Douglas Coupland Writing Desk

The Douglas Coupland for SwitzerCultCreative collection includes four pieces of furniture, each designed with the idea of, as Coupland puts it, “creating an ideal writing environment.”



The Bento Box and special edition Paint Box (below) desks are variations on the traditional escritoires. “They exist purely for writing and nothing else,” Coupland says. “Their very existence is about the civilized cultivation of words, whether by ink or by electrons. As a furniture category, they’re slightly old-fashioned, just one notch ahead of spittoons.”

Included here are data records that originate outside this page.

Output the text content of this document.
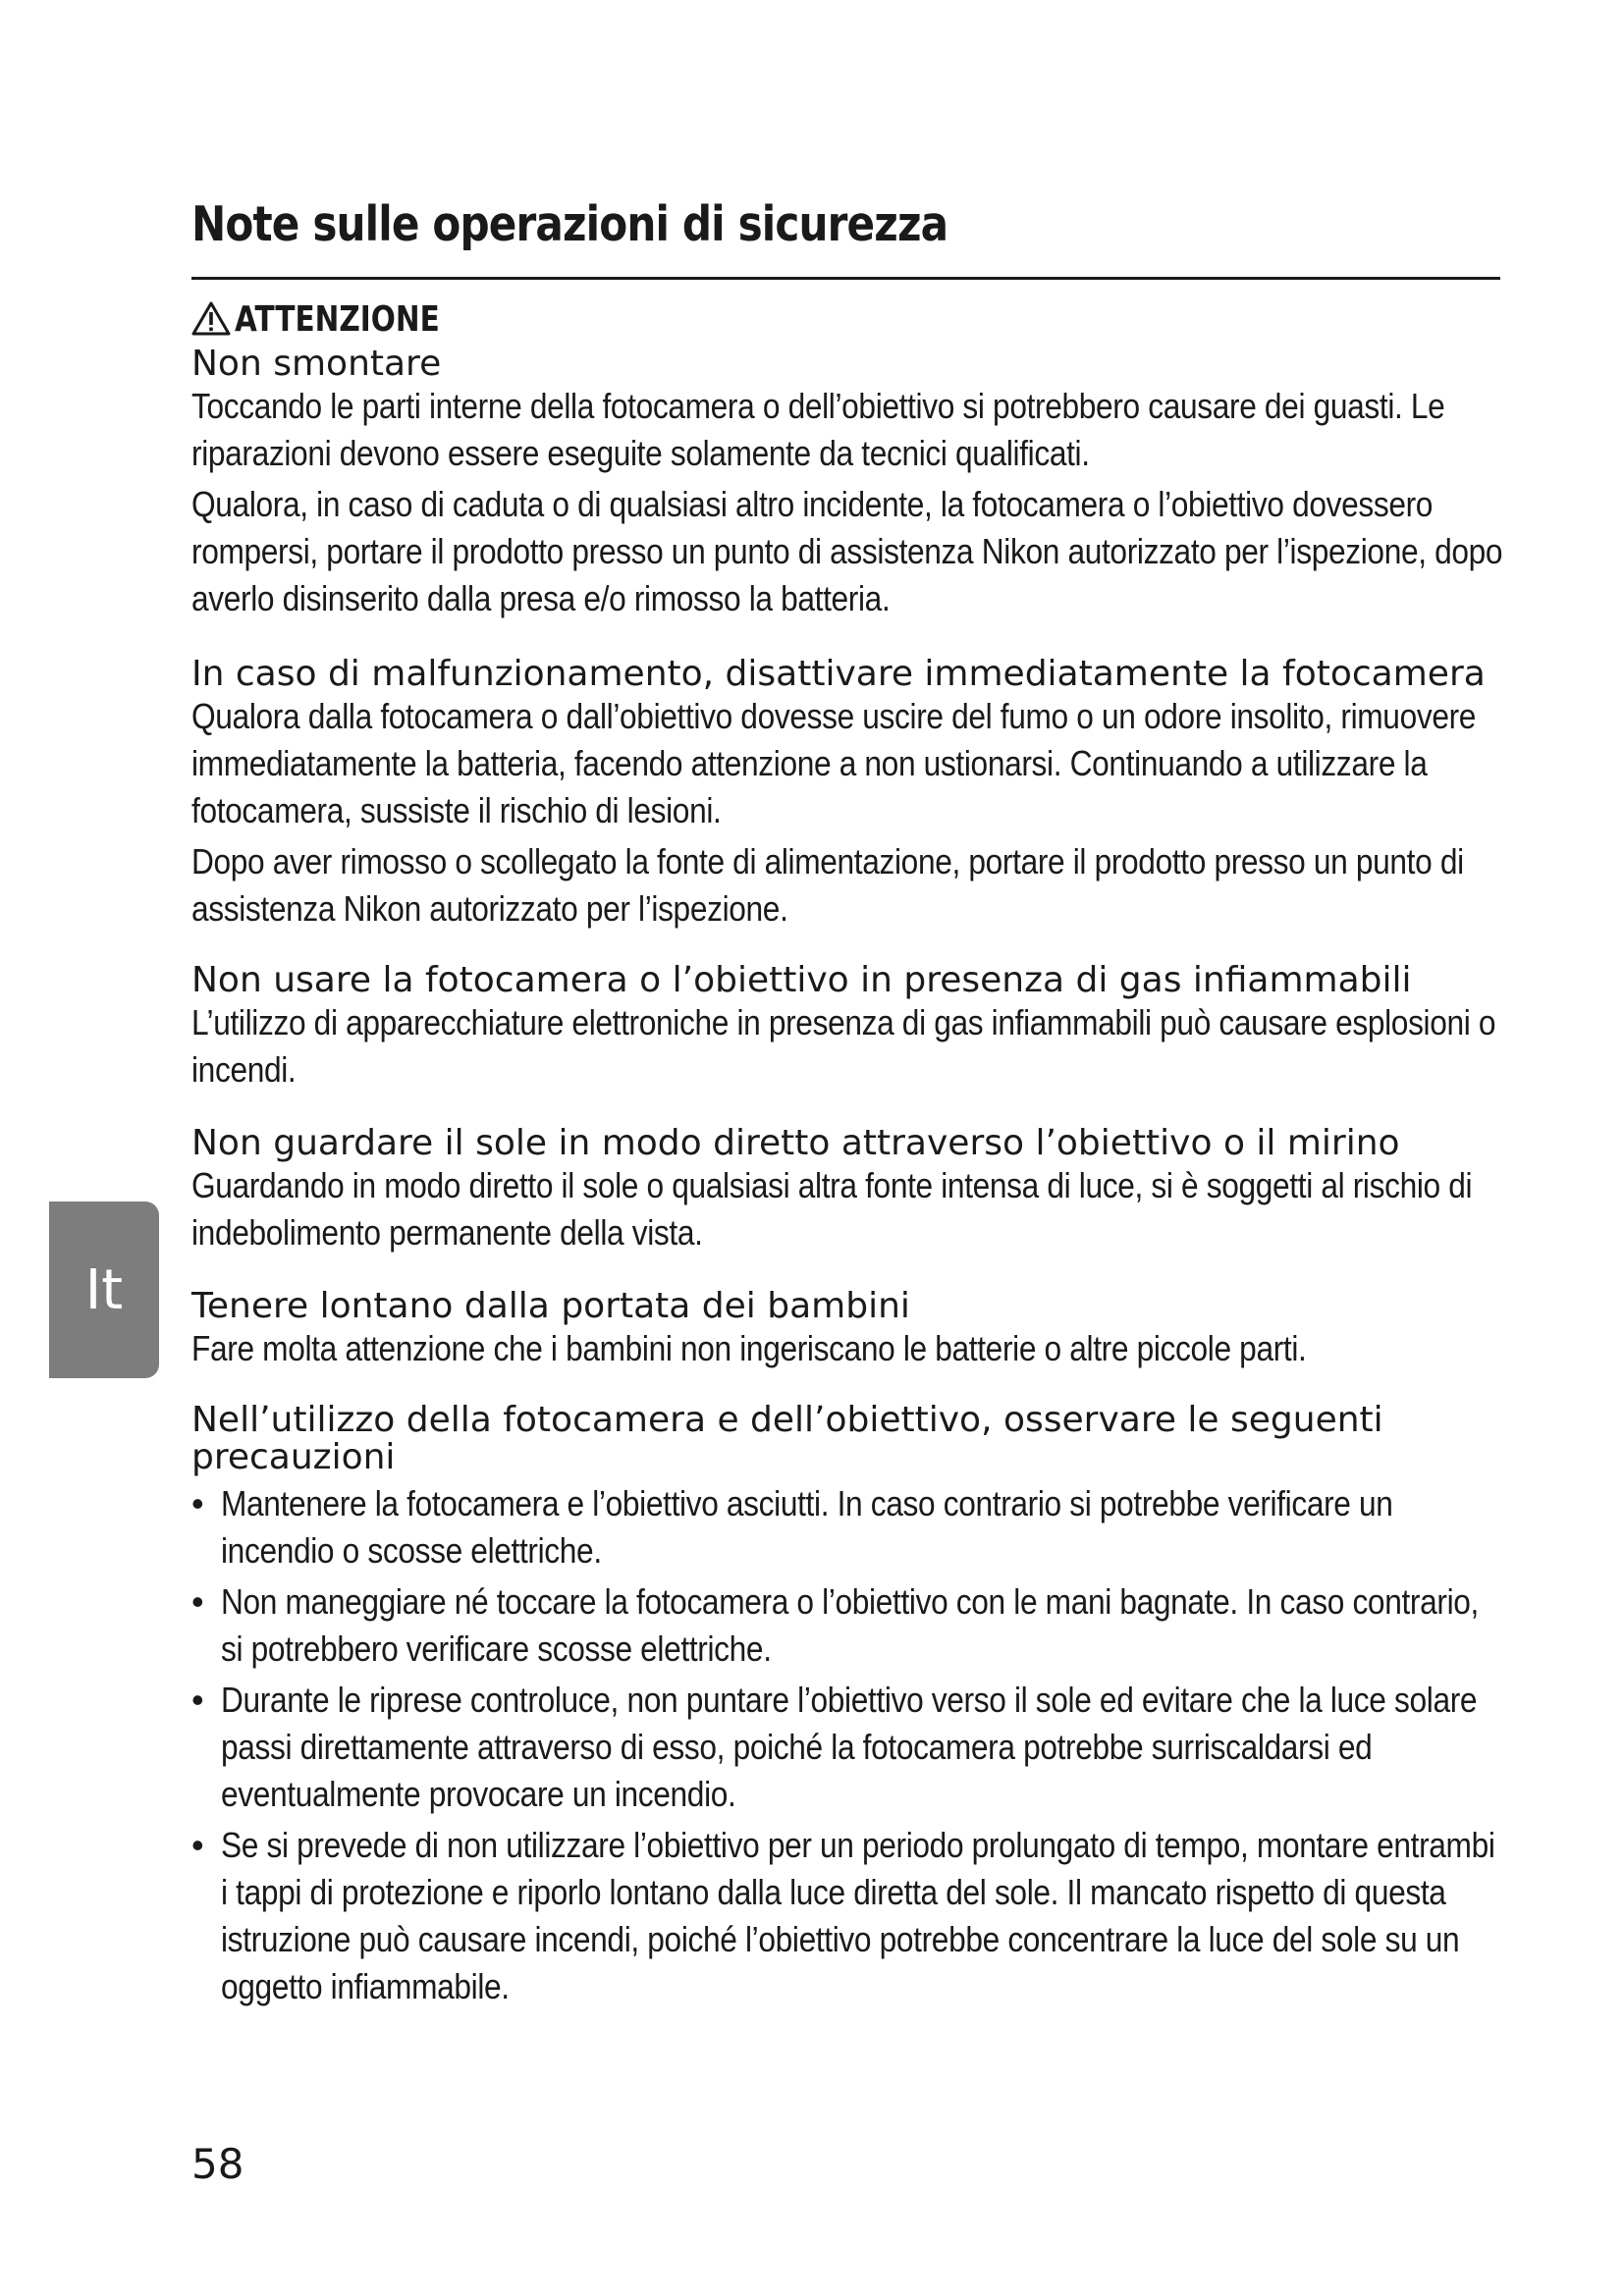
Note sulle operazioni di sicurezza
ATTENZIONE
Non smontare

Toccando le parti interne della fotocamera o dell’obiettivo si potrebbero causare dei guasti. Le riparazioni devono essere eseguite solamente da tecnici qualificati.

Qualora, in caso di caduta o di qualsiasi altro incidente, la fotocamera o l’obiettivo dovessero rompersi, portare il prodotto presso un punto di assistenza Nikon autorizzato per l’ispezione, dopo averlo disinserito dalla presa e/o rimosso la batteria.

In caso di malfunzionamento, disattivare immediatamente la fotocamera

Qualora dalla fotocamera o dall’obiettivo dovesse uscire del fumo o un odore insolito, rimuovere immediatamente la batteria, facendo attenzione a non ustionarsi. Continuando a utilizzare la fotocamera, sussiste il rischio di lesioni.

Dopo aver rimosso o scollegato la fonte di alimentazione, portare il prodotto presso un punto di assistenza Nikon autorizzato per l’ispezione.

Non usare la fotocamera o l’obiettivo in presenza di gas infiammabili

L’utilizzo di apparecchiature elettroniche in presenza di gas infiammabili può causare esplosioni o incendi.

Non guardare il sole in modo diretto attraverso l’obiettivo o il mirino

Guardando in modo diretto il sole o qualsiasi altra fonte intensa di luce, si è soggetti al rischio di indebolimento permanente della vista.

Tenere lontano dalla portata dei bambini

Fare molta attenzione che i bambini non ingeriscano le batterie o altre piccole parti.

Nell’utilizzo della fotocamera e dell’obiettivo, osservare le seguenti precauzioni
• Mantenere la fotocamera e l’obiettivo asciutti. In caso contrario si potrebbe verificare un incendio o scosse elettriche.

• Non maneggiare né toccare la fotocamera o l’obiettivo con le mani bagnate. In caso contrario, si potrebbero verificare scosse elettriche.

• Durante le riprese controluce, non puntare l’obiettivo verso il sole ed evitare che la luce solare passi direttamente attraverso di esso, poiché la fotocamera potrebbe surriscaldarsi ed eventualmente provocare un incendio.

• Se si prevede di non utilizzare l’obiettivo per un periodo prolungato di tempo, montare entrambi i tappi di protezione e riporlo lontano dalla luce diretta del sole. Il mancato rispetto di questa istruzione può causare incendi, poiché l’obiettivo potrebbe concentrare la luce del sole su un oggetto infiammabile.

It
58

Plus, he adds, “When I open it, it’s as if I’m inside my own brain, and I know that nobody has messed with my brain since the last time I was in there.”

The design of the desk chair, available in five colors, arose from memories of his time studying ikebana in art school.

The desks and chairs are accompanied by a floor and table lamp, both inspired by a checkerboard pattern he saw in 1986 in Kyoto’s Ryoan-ji Temple. Stacking bookshelves provide a stylish home for the fruits of the writer’s labor—and a safe one, since they were inspired by shelving Coupland saw which had made it through the 1995 Osaka earthquake intact.

“Art is about space,” Coupland explains. “Fiction is about time. Fiction cleaves into fiction and non-fiction, and the visual world cleaves into art and design. Design is the nonfiction version of art. So the furniture collection is actually easily classifiable as nonfiction. It sounds so clinical, but it’s really about creating an environment and space where you can be purely yourself, and pull something wonderful out of yourself.”